Jacob enfiou as mãos nos bolsos e caminhou para longe.

Emma encarou a vegetação verde com um suspiro. Sentia falta de caminhar pelo Central Park aos domingos.

— Você está bem? — perguntou o policial.

— Agora estou.

— Me dê a chave do seu carro, eu levo para a sua casa mais tarde.

— Obrigada. Me desculpe por isso chefe Swan, não queria causar nenhum transtorno.

— Não se preocupe, me ligue sempre que precisar. Nós somos uma família por aqui, acostume-se.

Emma sorriu, mas algo em seus olhos estava quebrado.

Charlie se arrependeu pelo comentário. Queria fazê-la sentir-se segura, mas apenas lhe recordou o que havia perdido. Era difícil saber o que dizer a ela, Charlie tinha a impressão de que a única coisa a se fazer era envolvê-la em um abraço. Emma era um recipiente de dor que respirava.

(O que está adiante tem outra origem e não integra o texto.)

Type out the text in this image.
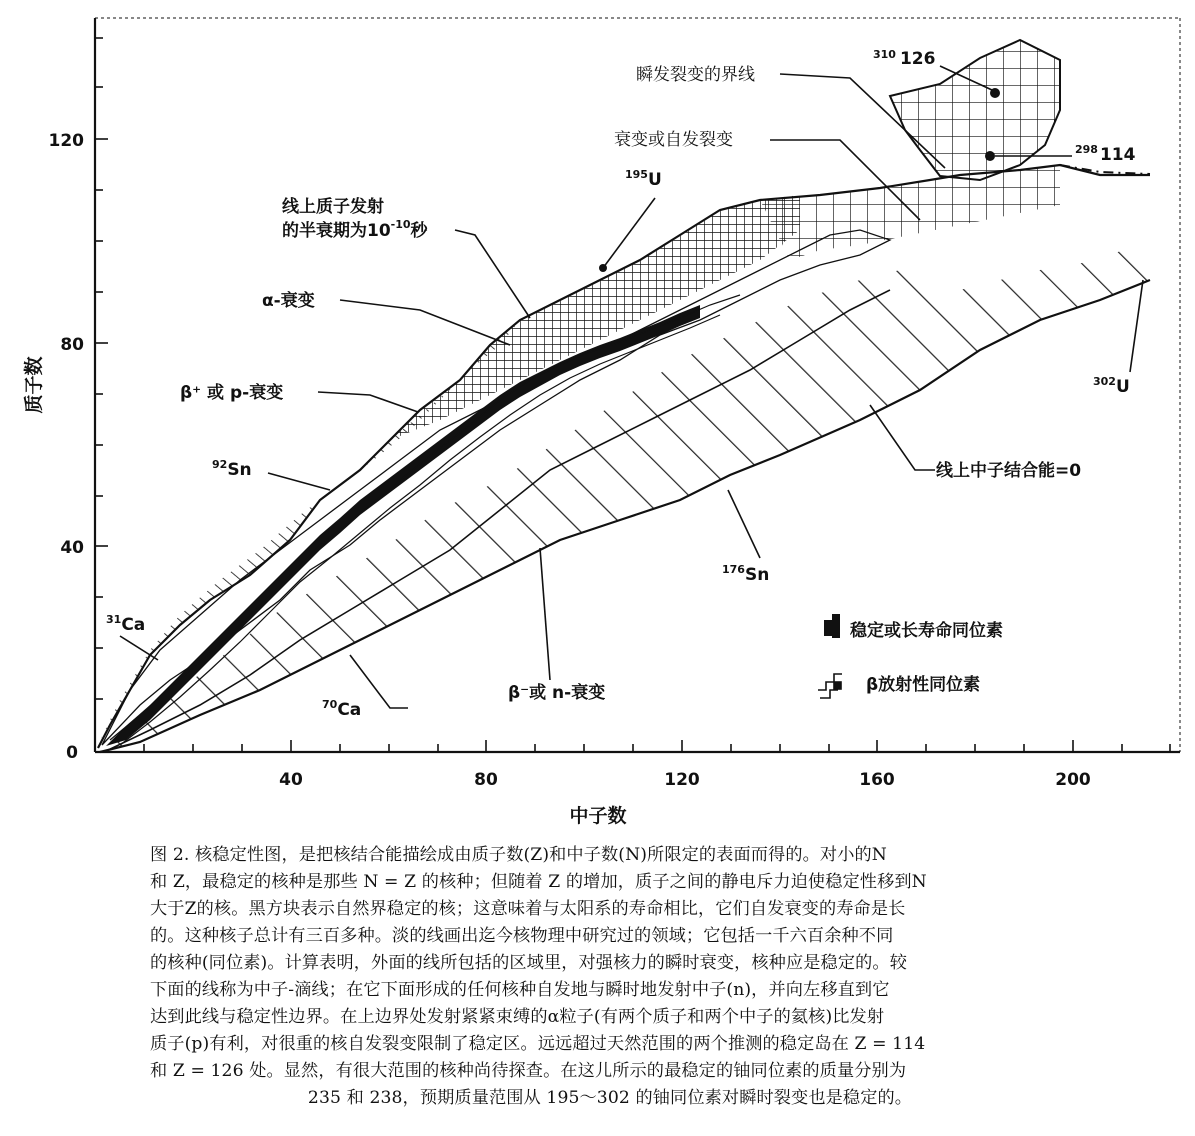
0
40
80
120
40	80	120	160	200
质子数
中子数
瞬发裂变的界线
衰变或自发裂变
线上质子发射
的半衰期为$10^{-10}$秒
α-衰变
β⁺ 或 p-衰变
$^{92}$Sn
$^{31}$Ca
$^{195}$U
$^{310}$ 126
$^{298}$ 114
$^{302}$U
线上中子结合能=0
$^{176}$Sn
β⁻或 n-衰变
$^{70}$Ca
稳定或长寿命同位素
β放射性同位素
图 2. 核稳定性图，是把核结合能描绘成由质子数(Z)和中子数(N)所限定的表面而得的。对小的N
和 Z，最稳定的核种是那些 N = Z 的核种；但随着 Z 的增加，质子之间的静电斥力迫使稳定性移到N
大于Z的核。黑方块表示自然界稳定的核；这意味着与太阳系的寿命相比，它们自发衰变的寿命是长
的。这种核子总计有三百多种。淡的线画出迄今核物理中研究过的领域；它包括一千六百余种不同
的核种(同位素)。计算表明，外面的线所包括的区域里，对强核力的瞬时衰变，核种应是稳定的。较
下面的线称为中子-滴线；在它下面形成的任何核种自发地与瞬时地发射中子(n)，并向左移直到它
达到此线与稳定性边界。在上边界处发射紧紧束缚的α粒子(有两个质子和两个中子的氦核)比发射
质子(p)有利，对很重的核自发裂变限制了稳定区。远远超过天然范围的两个推测的稳定岛在 Z = 114
和 Z = 126 处。显然，有很大范围的核种尚待探查。在这儿所示的最稳定的铀同位素的质量分别为
235 和 238，预期质量范围从 195～302 的铀同位素对瞬时裂变也是稳定的。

Mas era durona. Ela não desistiria.

— Vocês se conhecem há muito tempo? — perguntou Emma.

— Quem? Jacob? — Ela confirmou com um aceno de cabeça. O oficial encarou a estrada com mais atenção, e uma pequena ruga se formou em sua testa. — Eu o conheço desde que nasceu, é um ótimo rapaz. — Um músculo tencionou perto de sua boca, ele engoliu a seco. — Que bom que estão passando um tempo juntos.

Ela fez uma careta.

— Eu não... — tomou fôlego. — Não estamos. Ele apenas me ajudou hoje.

— Está tudo bem. Seja lá o que estiver acontecendo entre vocês, ou não acontecendo... — Ele balançou a cabeça de um lado para o outro. — O que quero dizer é que vocês podem fazer bem um ao outro. Podem se entender...

Charlie tentou engolir o nó em sua garganta, repetindo mentalmente vez após outra que estava fazendo a coisa certa, que Jacob merecia uma nova chance.

.

 .

Coloquei a manga da blusa dentro da luva. Estava desconfortável: nunca havia usado tantas camadas de roupa em toda a minha vida.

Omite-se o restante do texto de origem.